Another time we were trying to leave the house while Catherine was deep into a graphic novel on the couch.

Let’s go, Moon said.

She made a sound without opening her mouth. She stretched out in the body-forgetful way of almost teenagers, totally passed out into the plot.


She sat up, turned a page, and flopped over in the other direction. She was in reading bliss, so near the end of her book.

This time I intervened.

Just let her finish, I said. I sat next to her and started reading my own book.

She always does this, Moon said. But he was secretly pleased to see such a strong resemblance between his daughter and her godfather.

I’m not sure how long we were like this, Catherine and me, reading on the couch together. Moon must have taken out the trash. I lost track of him until I heard the front door open and his coat rustling in the foyer.

Still? he said.

Two more minutes, I said.

Catherine finished reading her book just as I finished reading an essay. We happened to sigh at the same time. Her father looked up from his phone when he heard us.

How was it? I asked her.

She nodded big loopy nods. So good, she said.

Then Moon held open her coat and she sprung up and pushed her arms into the sleeves as if stepping into herself and we went wherever we were going.


A father and his two daughters bounce into the living room to perform a cheer routine. #girldad

A husky father practises an upbeat dance routine alongside his limber daughter. #girldad

The same father attempts to plié at a portable barre beside his daughter. #girldad

I have a photo—but I did not post it—of a father putting on his daughter’s shoes. #girldad.


A few weeks later, when they were back in Korea, spending a lot of enforced social-distancing family time together, Moon sent me a photo of Catherine, unsmiling, with her hair braided into a dozen long plaits, holding up a gang sign, and looking very goth and gangsta. She had now officially stepped into her teen years and overnight had reinvented herself from a saccharine K-pop star to Billie Eilish.

Who braided her hair? Probably Catherine herself or Catherine’s mom. Maybe a friend. But I’d like to imagine Moon doing it. It’s possible. I’ve seen my brother braid his daughter’s hair. She sat between his knees with a toy while he worked through her hair with a comb and some detangler.

Sometimes I think I can identify men who have daughters.

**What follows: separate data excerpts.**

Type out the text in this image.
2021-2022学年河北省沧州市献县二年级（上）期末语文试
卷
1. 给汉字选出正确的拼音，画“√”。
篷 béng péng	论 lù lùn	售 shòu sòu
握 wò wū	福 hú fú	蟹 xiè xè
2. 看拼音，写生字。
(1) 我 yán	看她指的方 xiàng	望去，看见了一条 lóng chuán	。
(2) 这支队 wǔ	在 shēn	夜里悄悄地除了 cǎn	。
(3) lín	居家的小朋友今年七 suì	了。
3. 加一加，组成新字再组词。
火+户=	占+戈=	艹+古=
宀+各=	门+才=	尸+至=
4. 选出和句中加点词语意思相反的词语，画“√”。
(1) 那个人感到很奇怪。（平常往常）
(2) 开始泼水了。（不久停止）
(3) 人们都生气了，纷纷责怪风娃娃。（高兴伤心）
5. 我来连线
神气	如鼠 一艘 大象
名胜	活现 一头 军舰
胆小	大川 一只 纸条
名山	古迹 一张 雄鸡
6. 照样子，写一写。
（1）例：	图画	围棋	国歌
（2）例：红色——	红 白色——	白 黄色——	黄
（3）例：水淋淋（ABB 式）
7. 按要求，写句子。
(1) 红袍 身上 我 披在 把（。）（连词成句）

There’s usually a little dimple of evidence that marks them whatever the context. Such men listen carefully to younger female colleagues; they wiggle during a pop song; they touch the leaves of a plant; they wear their birthday gift even if it doesn’t match their style; they back away from chit chat with obnoxious men; they might not be able to tie elaborate knots but they can recognize a French braid. These men were not Neanderthals before fatherhood, but I reckon they weren’t always so mindful. So while I can’t credit fatherhood for socializing or civilizing them, it does seem to have refined them.

Now that Catherine is officially thirteen, Moon’s worry seems to be, Is she going to leave the house like that?

And, in a few years, inevitably, it will be: Is she going to leave the house?

At some point, daughters drive down the street, car loaded up, while their fathers stand in the driveway waving, becoming smaller and smaller in the rearview mirror when they look back, if they look back at all.


At the security checkpoint in an airport, as her parents were returning to India, my friend tucked her sari between her legs, bent, and touched the feet of her parents. She didn’t explain to me what she was doing. Wikipedia says the gesture is called charanasparsha.

I myself, as a grown man, have knelt before my mother to buckle the tiny ankle strap of her suede heels. I remember the prong had to go into the fourth punch hole for both tightness and comfort. Wikipedia calls the gesture I’m-zipped-into-this-dress-and-I-don’t-want-to-put-my-glasses-on.

In a few decades, when Moon is absorbed in reading Semiconductors Digest and Catherine calls him from the front door to go to his doctor’s appointment, will she walk to his recliner with his shoes in her hand?